Polecamy Recenzje Przed premierą Publicystyka Warto zagrać
Recenzja gry 8 lipca 2009, 08:13

autor: Krzysztof Gonciarz

Tales of Monkey Island - Launch of the Screaming Narwhal - Strona 2

Monkey Island powraca! Pierwszy epizod nowej miniserii firmy Telltale Games to obiecujący początek zarówno dla fanów Guybrusha Threepwooda, jak i dla wszystkich miłośników przygodówek.

Kilka godzin, które poświęcimy na przejście gry, to czas spędzony miło. Wysłuchamy mnóstwa gagów i rozwiążemy sporo sprytnych zagadek. Jeśli miałbym coś tej grze zarzucać, to głównie niewielką liczbę lokacji. Cały epizod podzielony jest na kilka rozróżnialnych części (kończy się oczywiście typowym cliffhangerem), przy czym po rozwiązaniu jednej serii łamigłówek aż chciałoby się trochę zmienić otoczenie. Niestety, w drugiej połowie historii w kółko chodzimy po tej samej, pirackiej wiosce i tej samej, prawie opuszczonej wyspie. Nie można jednak powiedzieć, że ekipa Telltale Games bezczelnie odcina kupony – pierwszy epizod, mimo że ewidentnie jest dopiero początkiem większej opowieści, ma w pewnym stopniu zamkniętą strukturę i poza ochotą na dalszy ciąg pozostawia nas w poczuciu ukończenia jakiegoś sensownego etapu. Mamy tu swój minicel, miniprzeciwnika i minizwycięstwo, które sprawiają radość, nawet mimo faktu, że to dopiero sam początek drogi wiodącej ku pokonaniu LeChucka.

Każda napotkana postać to dziwaczne indywiduum.Jak zawsze w tej serii.
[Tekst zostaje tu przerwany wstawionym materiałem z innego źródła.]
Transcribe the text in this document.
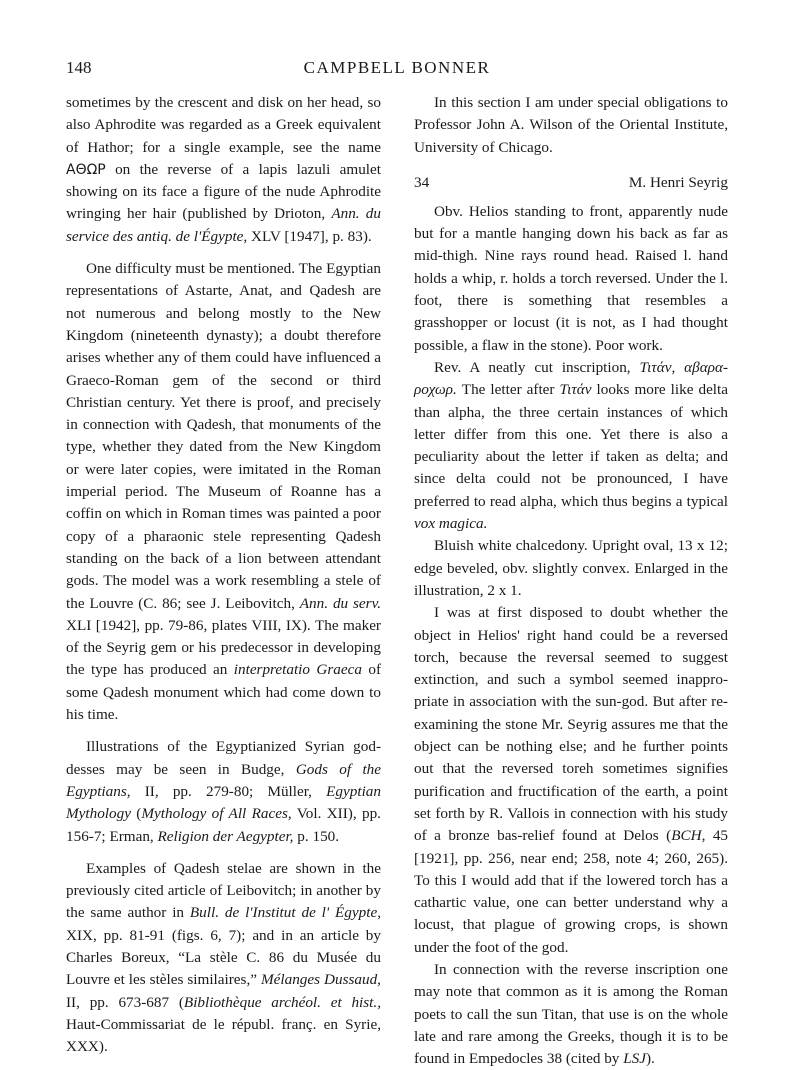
148	CAMPBELL BONNER

sometimes by the crescent and disk on her head, so also Aphrodite was regarded as a Greek equivalent of Hathor; for a single example, see the name ΑΘΩΡ on the reverse of a lapis lazuli amulet showing on its face a figure of the nude Aphrodite wringing her hair (published by Drioton, Ann. du service des antiq. de l'Égypte, XLV [1947], p. 83).

One difficulty must be mentioned. The Egyptian representations of Astarte, Anat, and Qadesh are not numerous and belong mostly to the New Kingdom (nineteenth dynasty); a doubt therefore arises whether any of them could have influenced a Graeco-Roman gem of the second or third Christian century. Yet there is proof, and precisely in connection with Qadesh, that monuments of the type, whether they dated from the New Kingdom or were later copies, were imitated in the Roman imperial period. The Museum of Roanne has a coffin on which in Roman times was painted a poor copy of a pharaonic stele representing Qadesh standing on the back of a lion between attendant gods. The model was a work resembling a stele of the Louvre (C. 86; see J. Leibovitch, Ann. du serv. XLI [1942], pp. 79-86, plates VIII, IX). The maker of the Seyrig gem or his predecessor in developing the type has produced an interpretatio Graeca of some Qadesh monument which had come down to his time.

Illustrations of the Egyptianized Syrian goddesses may be seen in Budge, Gods of the Egyptians, II, pp. 279-80; Müller, Egyptian Mythology (Mythology of All Races, Vol. XII), pp. 156-7; Erman, Religion der Aegypter, p. 150.

Examples of Qadesh stelae are shown in the previously cited article of Leibovitch; in another by the same author in Bull. de l'Institut de l' Égypte, XIX, pp. 81-91 (figs. 6, 7); and in an article by Charles Boreux, “La stèle C. 86 du Musée du Louvre et les stèles similaires,” Mélanges Dussaud, II, pp. 673-687 (Bibliothèque archéol. et hist., Haut-Commissariat de le républ. franç. en Syrie, XXX).

In this section I am under special obligations to Professor John A. Wilson of the Oriental Institute, University of Chicago.

34	M. Henri Seyrig

Obv. Helios standing to front, apparently nude but for a mantle hanging down his back as far as mid-thigh. Nine rays round head. Raised l. hand holds a whip, r. holds a torch reversed. Under the l. foot, there is something that resembles a grasshopper or locust (it is not, as I had thought possible, a flaw in the stone). Poor work.

Rev. A neatly cut inscription, Τιτάν, αβαραροχωρ. The letter after Τιτάν looks more like delta than alpha, the three certain instances of which letter differ from this one. Yet there is also a peculiarity about the letter if taken as delta; and since delta could not be pronounced, I have preferred to read alpha, which thus begins a typical vox magica.

Bluish white chalcedony. Upright oval, 13 x 12; edge beveled, obv. slightly convex. Enlarged in the illustration, 2 x 1.

I was at first disposed to doubt whether the object in Helios' right hand could be a reversed torch, because the reversal seemed to suggest extinction, and such a symbol seemed inappropriate in association with the sun-god. But after re-examining the stone Mr. Seyrig assures me that the object can be nothing else; and he further points out that the reversed toreh sometimes signifies purification and fructification of the earth, a point set forth by R. Vallois in connection with his study of a bronze bas-relief found at Delos (BCH, 45 [1921], pp. 256, near end; 258, note 4; 260, 265). To this I would add that if the lowered torch has a cathartic value, one can better understand why a locust, that plague of growing crops, is shown under the foot of the god.

In connection with the reverse inscription one may note that common as it is among the Roman poets to call the sun Titan, that use is on the whole late and rare among the Greeks, though it is to be found in Empedocles 38 (cited by LSJ).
Oprawa wizualna gry podtrzymuje poziom ostatnich dokonań Telltale Games. Grafika broni się bardziej stylem niż technologią, a przy tym niskie wymagania sprzętowe powodują, że gra działa bez problemów nawet na dość starym komputerze. Malownicze krajobrazy karaibskiej wyspy są miłe dla oka, kolorowe i pozytywne. Cały czas widać tu nawiązania do Escape from Monkey Island (pierwsza część Monkey Island w 3D) oraz The Curse of Monkey Island (uważanej przez wielu za najpiękniejszą grę 2D wszech czasów). Czerpiąc z tak dobrych źródeł, musi się wyjść obronną ręką. Szkoda tylko, że Guybrush nie jest aż tak sympatyczny, jak powinien być. Ten sam problem ma nadchodzący wielkimi krokami remake pierwszej części serii (The Secret of Monkey Island: Special Edition). Widać takich sympatycznych typów już nie robią.
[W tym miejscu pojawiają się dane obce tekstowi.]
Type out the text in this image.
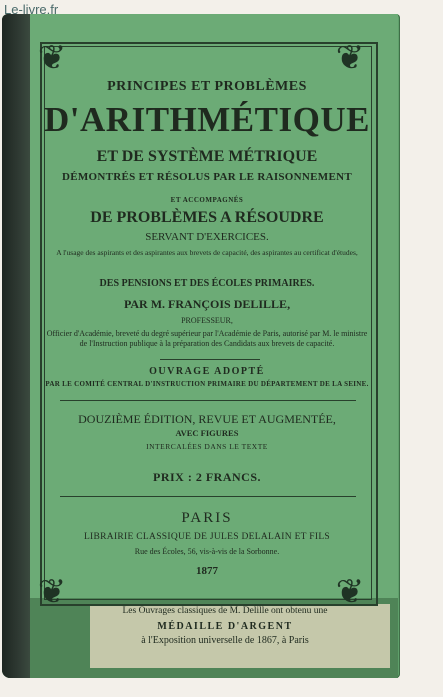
Le-livre.fr
❦	❦
❦	❦
PRINCIPES ET PROBLÈMES
D'ARITHMÉTIQUE
ET DE SYSTÈME MÉTRIQUE
DÉMONTRÉS ET RÉSOLUS PAR LE RAISONNEMENT
ET ACCOMPAGNÉS
DE PROBLÈMES A RÉSOUDRE
SERVANT D'EXERCICES.
A l'usage des aspirants et des aspirantes aux brevets de capacité, des aspirantes au certificat d'études,
DES PENSIONS ET DES ÉCOLES PRIMAIRES.
PAR M. FRANÇOIS DELILLE,
PROFESSEUR,
Officier d'Académie, breveté du degré supérieur par l'Académie de Paris, autorisé par M. le ministre de l'Instruction publique à la préparation des Candidats aux brevets de capacité.
OUVRAGE ADOPTÉ
PAR LE COMITÉ CENTRAL D'INSTRUCTION PRIMAIRE DU DÉPARTEMENT DE LA SEINE.
DOUZIÈME ÉDITION, REVUE ET AUGMENTÉE,
AVEC FIGURES
INTERCALÉES DANS LE TEXTE
PRIX : 2 FRANCS.
PARIS
LIBRAIRIE CLASSIQUE DE JULES DELALAIN ET FILS
Rue des Écoles, 56, vis-à-vis de la Sorbonne.
1877
Les Ouvrages classiques de M. Delille ont obtenu une
MÉDAILLE D'ARGENT
à l'Exposition universelle de 1867, à Paris
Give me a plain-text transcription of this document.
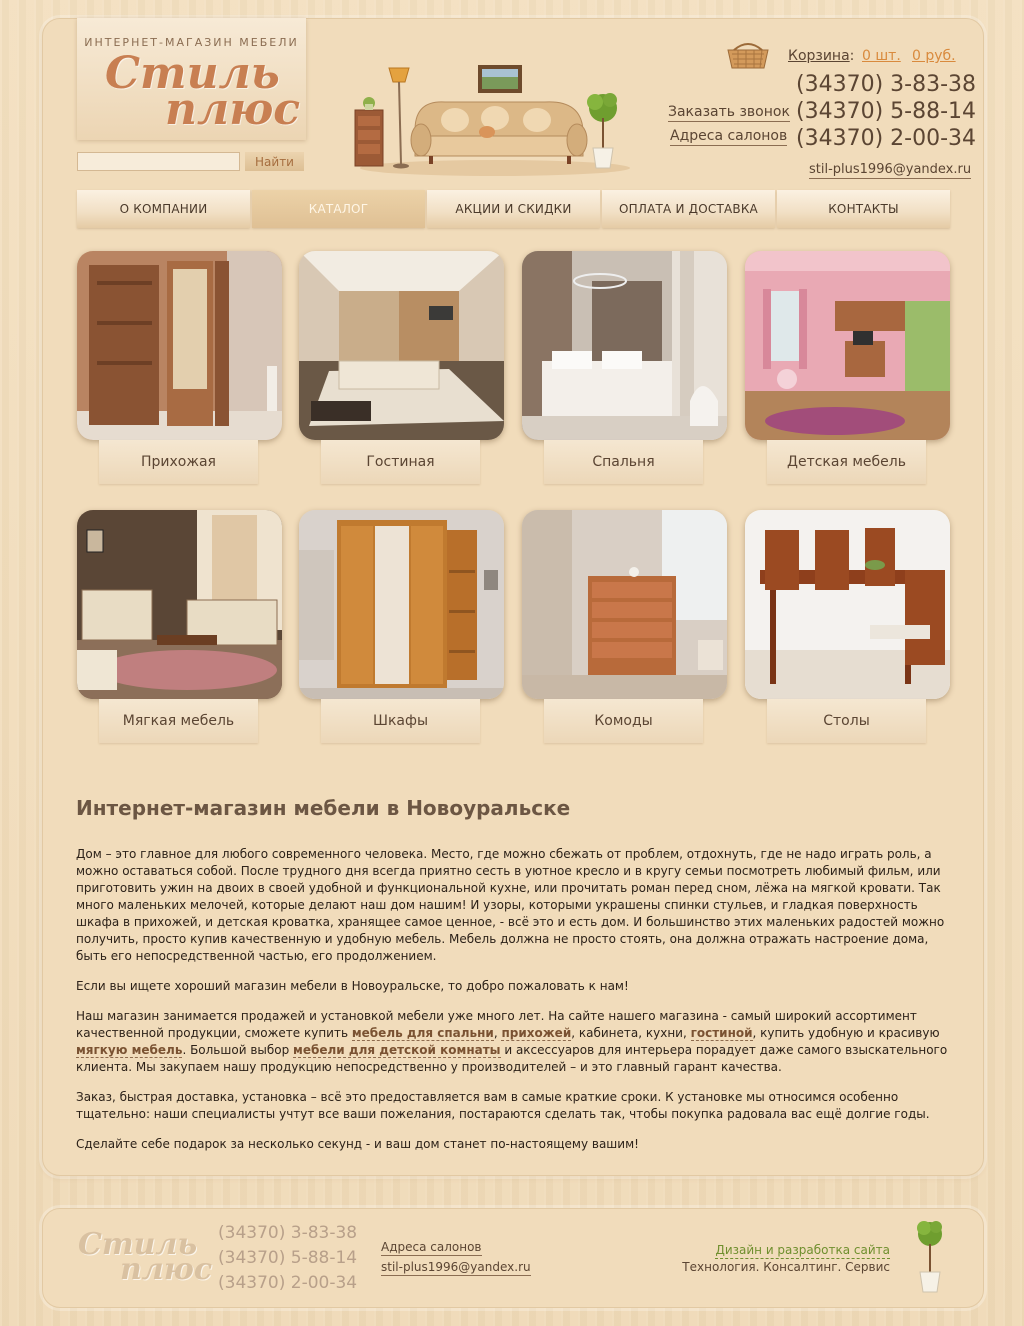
ИНТЕРНЕТ-МАГАЗИН МЕБЕЛИ
Стиль
плюс
Найти
Корзина: 0 шт. 0 руб.
(34370) 3-83-38
(34370) 5-88-14
(34370) 2-00-34
Заказать звонок
Адреса салонов
stil-plus1996@yandex.ru
О КОМПАНИИ	КАТАЛОГ	АКЦИИ И СКИДКИ	ОПЛАТА И ДОСТАВКА	КОНТАКТЫ
Прихожая	Гостиная	Спальня	Детская мебель
Мягкая мебель	Шкафы	Комоды	Столы
Интернет-магазин мебели в Новоуральске

Дом – это главное для любого современного человека. Место, где можно сбежать от проблем, отдохнуть, где не надо играть роль, а можно оставаться собой. После трудного дня всегда приятно сесть в уютное кресло и в кругу семьи посмотреть любимый фильм, или приготовить ужин на двоих в своей удобной и функциональной кухне, или прочитать роман перед сном, лёжа на мягкой кровати. Так много маленьких мелочей, которые делают наш дом нашим! И узоры, которыми украшены спинки стульев, и гладкая поверхность шкафа в прихожей, и детская кроватка, хранящее самое ценное, - всё это и есть дом. И большинство этих маленьких радостей можно получить, просто купив качественную и удобную мебель. Мебель должна не просто стоять, она должна отражать настроение дома, быть его непосредственной частью, его продолжением.

Если вы ищете хороший магазин мебели в Новоуральске, то добро пожаловать к нам!

Наш магазин занимается продажей и установкой мебели уже много лет. На сайте нашего магазина - самый широкий ассортимент качественной продукции, сможете купить мебель для спальни, прихожей, кабинета, кухни, гостиной, купить удобную и красивую мягкую мебель. Большой выбор мебели для детской комнаты и аксессуаров для интерьера порадует даже самого взыскательного клиента. Мы закупаем нашу продукцию непосредственно у производителей – и это главный гарант качества.

Заказ, быстрая доставка, установка – всё это предоставляется вам в самые краткие сроки. К установке мы относимся особенно тщательно: наши специалисты учтут все ваши пожелания, постараются сделать так, чтобы покупка радовала вас ещё долгие годы.

Сделайте себе подарок за несколько секунд - и ваш дом станет по-настоящему вашим!

Стиль
плюс
(34370) 3-83-38
(34370) 5-88-14
(34370) 2-00-34
Адреса салонов
stil-plus1996@yandex.ru
Дизайн и разработка сайта
Технология. Консалтинг. Сервис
Muzyka jest bardzo ważnym elementem serii o Małpiej Wyspie i, jak można się było spodziewać, Tales of Monkey Island po prostu bazuje na ścieżce dźwiękowej poprzednich części. Część motywów przearanżowano, część napisano od nowa – te jednak nie wpadają w ucho tak mocno, jak klasyczne już kawałki. Wszystkie kwestie w grze są oczywiście czytane, a w roli Guybrusha powraca jak zawsze świetny Dominic Armato. Co ciekawe, zmienił się LeChuck, ale na to zwrócą uwagę tylko najwięksi fani serii. Ogólnie voice acting wypada doskonale.

Zakup Tales of Monkey Island to po części inwestycja w ciemno. W sprzedaży jest bowiem tylko zestaw wszystkich 5 epizodów, które w sumie kosztują 35 dolarów (nie ma problemów z płatnością kartą lub PayPalem z Polski). Pierwszy odcinek jest zachęcający i jeśli kolejne podtrzymają ten poziom, to żaden fan przygodówek nie powinien poczuć się zawiedziony. Nie wolno patrzeć na epizody wydawane przez Telltale Games jak na byle jakie DLC. Sam & Max pokazał, że firma ta potrafi sprzedać każdy fragment historii jako pełnoprawny, satysfakcjonujący kawał dobrej przygodówki. Tales of Monkey Island to na pewno dobra inwestycja, więc śmiało kupujcie.

Krzysztof „Lordareon” Gonciarz

PLUSY:

  • klasyczny przygodówkowy klimat;
  • świetnie napisane dialogi, dobrze wykreowane postacie;
  • miła dla oka oprawa audiowizualna (szczególnie głosy);
  • powiedzmy to głośno i wyraźnie: to jest nowe Monkey Island!

MINUSY:

  • mała liczba lokacji;
  • kilka frustrujących zagadek;
  • trochę niewygodne chodzenie przy pomocy myszy (lepiej używać klawiatury).